At least 54 people have died across Rio state since the start of the year while the number of people infected is now said to have passed 43,000.
The judge accused the authorities of neglect and indifference to sufferers of the mosquito-borne fever.
They had failed to act to prevent and contain the epidemic, she said.
For weeks, hospitals in Rio have been struggling to cope with the latest outbreak of dengue, a disease which is spread by one type of mosquito and which in extreme cases can be fatal.
Agony
On Friday at just one hospital in the city people said they had been waiting around five hours to receive attention, and a long queue stretched out of the emergency room into the street outside.
A short time afterwards, a woman waiting in the hot sun for attention fainted and had to be carried away.
Judge Patricia Cogliatti de Carvalho has now ruled that the state and city have to send patients with dengue to private hospitals and clinics when demand exceeds the capacity of public hospitals.
The state would then have to pay for the treatment within 20 days.

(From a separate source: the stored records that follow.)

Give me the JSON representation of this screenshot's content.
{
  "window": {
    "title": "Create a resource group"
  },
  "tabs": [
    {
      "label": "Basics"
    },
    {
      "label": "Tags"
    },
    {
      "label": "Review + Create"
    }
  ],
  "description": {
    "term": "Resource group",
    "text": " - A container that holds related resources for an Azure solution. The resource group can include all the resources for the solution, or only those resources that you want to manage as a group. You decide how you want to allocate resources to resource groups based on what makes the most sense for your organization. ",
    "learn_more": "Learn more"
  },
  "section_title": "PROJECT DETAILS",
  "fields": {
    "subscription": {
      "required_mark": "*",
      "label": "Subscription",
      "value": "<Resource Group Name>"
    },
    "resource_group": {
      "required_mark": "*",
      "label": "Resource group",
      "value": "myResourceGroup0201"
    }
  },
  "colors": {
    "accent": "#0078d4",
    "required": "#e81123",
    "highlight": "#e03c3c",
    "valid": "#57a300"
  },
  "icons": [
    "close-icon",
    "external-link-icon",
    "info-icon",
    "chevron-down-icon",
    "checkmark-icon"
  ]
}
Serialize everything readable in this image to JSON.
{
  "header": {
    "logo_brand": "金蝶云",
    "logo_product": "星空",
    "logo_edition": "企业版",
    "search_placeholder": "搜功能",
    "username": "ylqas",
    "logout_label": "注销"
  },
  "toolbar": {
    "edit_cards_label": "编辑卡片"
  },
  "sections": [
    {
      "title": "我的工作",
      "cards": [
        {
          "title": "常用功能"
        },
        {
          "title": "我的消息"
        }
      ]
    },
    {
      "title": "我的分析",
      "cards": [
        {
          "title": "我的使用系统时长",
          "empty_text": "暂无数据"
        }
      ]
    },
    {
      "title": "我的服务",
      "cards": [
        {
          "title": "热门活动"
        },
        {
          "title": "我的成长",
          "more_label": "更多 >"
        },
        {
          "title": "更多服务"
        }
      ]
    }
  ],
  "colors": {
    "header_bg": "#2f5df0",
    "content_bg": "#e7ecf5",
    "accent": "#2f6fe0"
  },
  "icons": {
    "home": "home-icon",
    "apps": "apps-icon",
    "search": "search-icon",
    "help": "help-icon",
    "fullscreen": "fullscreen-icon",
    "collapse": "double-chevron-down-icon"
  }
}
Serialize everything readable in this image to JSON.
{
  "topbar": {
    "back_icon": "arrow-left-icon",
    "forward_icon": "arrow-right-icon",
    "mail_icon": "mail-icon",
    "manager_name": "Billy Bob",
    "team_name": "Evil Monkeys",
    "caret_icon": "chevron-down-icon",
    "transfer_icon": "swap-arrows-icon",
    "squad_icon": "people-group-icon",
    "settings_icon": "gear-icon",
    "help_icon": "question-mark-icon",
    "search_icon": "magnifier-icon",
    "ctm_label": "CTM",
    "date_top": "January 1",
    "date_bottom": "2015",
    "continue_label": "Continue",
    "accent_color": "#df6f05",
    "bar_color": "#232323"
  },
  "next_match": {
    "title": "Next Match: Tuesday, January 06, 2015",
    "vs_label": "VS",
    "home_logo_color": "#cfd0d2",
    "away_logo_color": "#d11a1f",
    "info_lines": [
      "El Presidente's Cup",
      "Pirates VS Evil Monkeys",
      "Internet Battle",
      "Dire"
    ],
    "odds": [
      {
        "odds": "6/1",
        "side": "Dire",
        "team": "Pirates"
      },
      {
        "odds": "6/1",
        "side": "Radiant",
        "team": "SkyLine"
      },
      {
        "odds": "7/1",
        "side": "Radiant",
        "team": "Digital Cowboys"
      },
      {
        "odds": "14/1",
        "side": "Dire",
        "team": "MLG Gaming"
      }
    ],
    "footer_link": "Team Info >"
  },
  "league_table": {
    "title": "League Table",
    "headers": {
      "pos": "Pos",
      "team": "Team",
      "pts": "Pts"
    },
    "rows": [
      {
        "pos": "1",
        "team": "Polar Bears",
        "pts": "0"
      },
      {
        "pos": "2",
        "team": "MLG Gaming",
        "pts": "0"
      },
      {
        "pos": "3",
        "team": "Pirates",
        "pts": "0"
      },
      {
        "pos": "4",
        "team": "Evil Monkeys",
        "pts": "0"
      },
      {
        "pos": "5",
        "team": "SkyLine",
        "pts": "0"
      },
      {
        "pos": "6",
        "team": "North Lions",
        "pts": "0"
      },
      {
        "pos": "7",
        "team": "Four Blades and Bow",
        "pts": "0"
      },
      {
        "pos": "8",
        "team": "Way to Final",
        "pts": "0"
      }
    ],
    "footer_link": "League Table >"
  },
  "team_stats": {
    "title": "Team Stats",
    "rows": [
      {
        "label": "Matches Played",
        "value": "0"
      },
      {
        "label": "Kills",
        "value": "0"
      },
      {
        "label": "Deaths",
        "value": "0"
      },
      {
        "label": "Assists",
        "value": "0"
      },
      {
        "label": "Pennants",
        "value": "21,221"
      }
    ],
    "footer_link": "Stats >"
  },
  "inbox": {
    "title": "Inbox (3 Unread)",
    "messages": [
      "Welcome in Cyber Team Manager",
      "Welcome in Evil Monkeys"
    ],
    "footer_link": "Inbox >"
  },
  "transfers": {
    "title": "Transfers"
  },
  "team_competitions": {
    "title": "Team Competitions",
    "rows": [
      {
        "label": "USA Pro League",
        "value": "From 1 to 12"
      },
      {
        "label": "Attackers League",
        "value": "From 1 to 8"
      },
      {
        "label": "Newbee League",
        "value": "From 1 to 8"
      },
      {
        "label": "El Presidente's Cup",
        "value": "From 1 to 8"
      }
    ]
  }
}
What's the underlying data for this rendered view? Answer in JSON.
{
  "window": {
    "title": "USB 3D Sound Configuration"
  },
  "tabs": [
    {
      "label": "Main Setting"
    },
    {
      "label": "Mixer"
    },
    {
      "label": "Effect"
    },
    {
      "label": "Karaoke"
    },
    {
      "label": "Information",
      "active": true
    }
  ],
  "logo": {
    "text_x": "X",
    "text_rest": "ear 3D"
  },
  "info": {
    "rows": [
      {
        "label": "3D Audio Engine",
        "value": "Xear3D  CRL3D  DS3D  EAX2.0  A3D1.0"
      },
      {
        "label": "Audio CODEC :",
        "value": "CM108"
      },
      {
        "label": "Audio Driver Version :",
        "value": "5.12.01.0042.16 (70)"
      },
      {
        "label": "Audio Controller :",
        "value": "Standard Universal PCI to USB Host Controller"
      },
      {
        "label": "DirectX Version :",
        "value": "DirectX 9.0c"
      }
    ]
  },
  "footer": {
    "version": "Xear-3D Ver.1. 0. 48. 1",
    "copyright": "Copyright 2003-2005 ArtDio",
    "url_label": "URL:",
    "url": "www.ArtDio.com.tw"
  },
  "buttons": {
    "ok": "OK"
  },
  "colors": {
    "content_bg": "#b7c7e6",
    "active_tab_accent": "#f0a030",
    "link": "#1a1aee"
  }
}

In her ruling, the judge spoke of the "neglect and indifference" shown by the authorities in relation to dengue.
This had meant patients, including old people and children, passing through indescribable agony and embarrassment as they waited hours for treatment, as well as running the risk of losing their lives.
Brazil's Health Minister, Jose Gomes Temporao, has acknowledged that incomplete information means the death toll and the number of cases reported are almost certainly much higher.